Esse primeiro ato do filme é agradável. A preparação de Malévola, o humor, a tensão na mesa e o desenrolar das açõe realmente funcionam. O problema é ao término dessa sequência. Os roteiristas demonstram que não sabem o que fazer com a história, provando ainda mais o quão desnecessária é essa continuação.
O filme se torna basicamente o plano da Rainha dando certo; Aurora cada vez mais perdida, renegando a mãe adotiva e fazendo dela vilã, um artifício já usado no primeiro filme. E a protagonista assume uma história secundária, onde ela encontra outros seres como ela e simplesmente tem um arco dramático, que não é o foco principal do filme e a deixa com pouco tempo em cena.

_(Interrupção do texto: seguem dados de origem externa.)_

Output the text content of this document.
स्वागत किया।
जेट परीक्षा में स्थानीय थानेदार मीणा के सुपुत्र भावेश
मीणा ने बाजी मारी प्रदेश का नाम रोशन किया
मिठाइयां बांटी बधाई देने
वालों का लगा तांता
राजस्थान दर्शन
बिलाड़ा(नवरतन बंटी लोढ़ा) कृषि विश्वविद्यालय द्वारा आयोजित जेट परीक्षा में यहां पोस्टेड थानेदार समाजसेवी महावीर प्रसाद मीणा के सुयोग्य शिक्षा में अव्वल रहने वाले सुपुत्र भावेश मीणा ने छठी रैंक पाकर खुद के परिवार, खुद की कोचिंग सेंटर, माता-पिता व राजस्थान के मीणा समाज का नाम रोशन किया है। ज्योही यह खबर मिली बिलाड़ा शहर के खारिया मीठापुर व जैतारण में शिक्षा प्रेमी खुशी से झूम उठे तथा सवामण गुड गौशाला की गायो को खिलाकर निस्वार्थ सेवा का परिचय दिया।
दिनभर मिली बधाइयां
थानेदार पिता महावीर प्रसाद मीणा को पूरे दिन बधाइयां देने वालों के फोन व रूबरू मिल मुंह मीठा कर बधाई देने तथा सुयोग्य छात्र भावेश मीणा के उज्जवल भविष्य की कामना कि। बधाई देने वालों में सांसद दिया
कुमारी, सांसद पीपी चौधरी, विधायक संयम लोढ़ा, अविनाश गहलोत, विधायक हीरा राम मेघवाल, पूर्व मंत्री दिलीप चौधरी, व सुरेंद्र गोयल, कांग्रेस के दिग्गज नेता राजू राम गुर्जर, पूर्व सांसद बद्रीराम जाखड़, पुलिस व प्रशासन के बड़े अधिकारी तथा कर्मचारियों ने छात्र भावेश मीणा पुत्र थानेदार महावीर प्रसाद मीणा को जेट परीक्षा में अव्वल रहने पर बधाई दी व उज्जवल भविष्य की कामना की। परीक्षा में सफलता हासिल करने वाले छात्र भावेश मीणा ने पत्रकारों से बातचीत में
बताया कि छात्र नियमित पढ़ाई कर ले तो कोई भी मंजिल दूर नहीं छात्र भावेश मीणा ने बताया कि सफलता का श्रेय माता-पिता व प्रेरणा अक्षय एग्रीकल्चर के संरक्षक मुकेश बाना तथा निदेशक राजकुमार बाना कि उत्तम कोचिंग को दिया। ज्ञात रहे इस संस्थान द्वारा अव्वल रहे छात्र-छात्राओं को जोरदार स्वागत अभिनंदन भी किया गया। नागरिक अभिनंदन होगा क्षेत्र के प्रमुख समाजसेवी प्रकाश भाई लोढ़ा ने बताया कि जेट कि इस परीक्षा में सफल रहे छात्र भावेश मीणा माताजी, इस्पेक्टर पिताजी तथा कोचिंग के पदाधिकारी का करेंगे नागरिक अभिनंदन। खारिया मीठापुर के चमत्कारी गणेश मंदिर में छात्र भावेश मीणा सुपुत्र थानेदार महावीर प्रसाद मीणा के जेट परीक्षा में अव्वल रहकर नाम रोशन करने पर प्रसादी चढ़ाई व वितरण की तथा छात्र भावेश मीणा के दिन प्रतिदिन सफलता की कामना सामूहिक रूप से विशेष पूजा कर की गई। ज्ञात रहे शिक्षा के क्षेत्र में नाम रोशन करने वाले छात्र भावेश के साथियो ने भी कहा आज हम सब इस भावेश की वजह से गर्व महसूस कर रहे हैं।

A personagem-título é deixada em segundo plano, em uma trama cheia de conveniências que não acrescentam nada dramaticamente. Eles buscam criar uma espécie de mitologia para a personagem, mas a própria Malévola não demonstra muito interesse pela história, nem por seus iguais. Essa subtrama só contribui para a pirotecnia das batalhas.

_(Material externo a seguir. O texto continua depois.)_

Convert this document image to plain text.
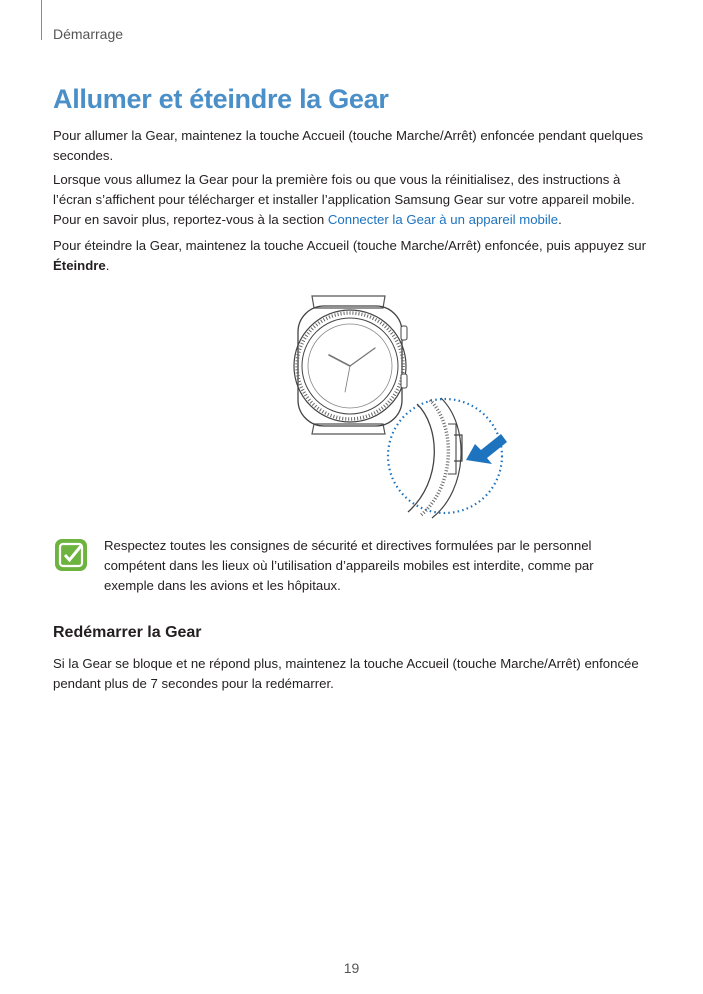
Démarrage
Allumer et éteindre la Gear

Pour allumer la Gear, maintenez la touche Accueil (touche Marche/Arrêt) enfoncée pendant quelques secondes.

Lorsque vous allumez la Gear pour la première fois ou que vous la réinitialisez, des instructions à l’écran s’affichent pour télécharger et installer l’application Samsung Gear sur votre appareil mobile. Pour en savoir plus, reportez-vous à la section Connecter la Gear à un appareil mobile.

Pour éteindre la Gear, maintenez la touche Accueil (touche Marche/Arrêt) enfoncée, puis appuyez sur Éteindre.

Respectez toutes les consignes de sécurité et directives formulées par le personnel compétent dans les lieux où l’utilisation d’appareils mobiles est interdite, comme par exemple dans les avions et les hôpitaux.

Redémarrer la Gear

Si la Gear se bloque et ne répond plus, maintenez la touche Accueil (touche Marche/Arrêt) enfoncée pendant plus de 7 secondes pour la redémarrer.

19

O terceiro ato do filme mostra a guerra entre os reinos, uma batalha longa que cansa o espectador pela falta de tensão e criatividade. As mortes não são sentidas, não têm peso dramático, é tudo muito superficial, e Malévola ainda surge como um deus ex machina que resolve praticamente tudo sozinho, em mais uma demonstração da fragilidade do roteiro.

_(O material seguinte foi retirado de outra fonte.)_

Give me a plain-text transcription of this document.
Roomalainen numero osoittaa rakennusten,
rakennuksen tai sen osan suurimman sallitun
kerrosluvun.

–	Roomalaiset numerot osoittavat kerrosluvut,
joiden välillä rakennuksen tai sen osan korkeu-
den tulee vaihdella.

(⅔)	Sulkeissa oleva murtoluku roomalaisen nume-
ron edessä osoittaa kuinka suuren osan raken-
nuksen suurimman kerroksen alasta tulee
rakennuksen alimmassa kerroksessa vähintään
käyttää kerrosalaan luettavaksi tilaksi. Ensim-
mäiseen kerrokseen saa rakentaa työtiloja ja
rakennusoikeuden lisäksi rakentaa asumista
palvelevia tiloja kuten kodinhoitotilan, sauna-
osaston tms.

A pá de cal é a conclusão, onde tudo se resolve literalmente em um passe de mágica. Absolutamente tudo é esquecido em prol do final feliz. Tudo bem que se trata de um filme teoricamente infantil, mas isso nunca pode servir de desculpa para um desfecho preguiçoso.
Merece destacar o visual do filme, que é realmente exuberante, muito colorido, bonito de apreciar. Os efeitos especiais também são muito competentes, as criaturas são carismáticas pelo aspecto visual, apesar de haver pouca diversidade, afinal estamos falando de um reino.
O diretor norueguês Joachim Ronning faz um trabalho burocrático, uma direção sem inspiração, sem personalidade, uma característica que se espalha por todo o filme.
A trinca de atrizes é a parte boa do filme. Angelina Jolie tem pouco tempo de tela para uma personagem que leva o título o filme, um fator preocupante que demonstra a bagunça que é essa produção. Mas, sempre que surge em cena, ela rouba as atenções. Sua presença imponente e até o humor desajeitado dela funcionam. Elle Fanning até se esforça, mas sua personagem não é cativante, e ela acaba sucumbindo em meio às duas atrizes tão envolventes. A grande adição ao filme é Michelle Pfeifer, que, apesar de interpretar um clichê, consegue engrandecer a personagem, e fica a sensação que esse mérito é somente do trabalho dela.
“Malévola: A dona do mal” é um filme realizado pelos motivos errados e que demonstra isso em diversos momentos. Não acrescenta nada de relevante para a personagem, além de deixá-la grande parte do filme fora do foco principal, um erro que não dá para entender, ainda mais quando você tem Angelina Jolie tão à vontade no papel. Em um ano tão especial para a casa do Mickey, a continuação de Malévola é o ponto negativo fora da curva.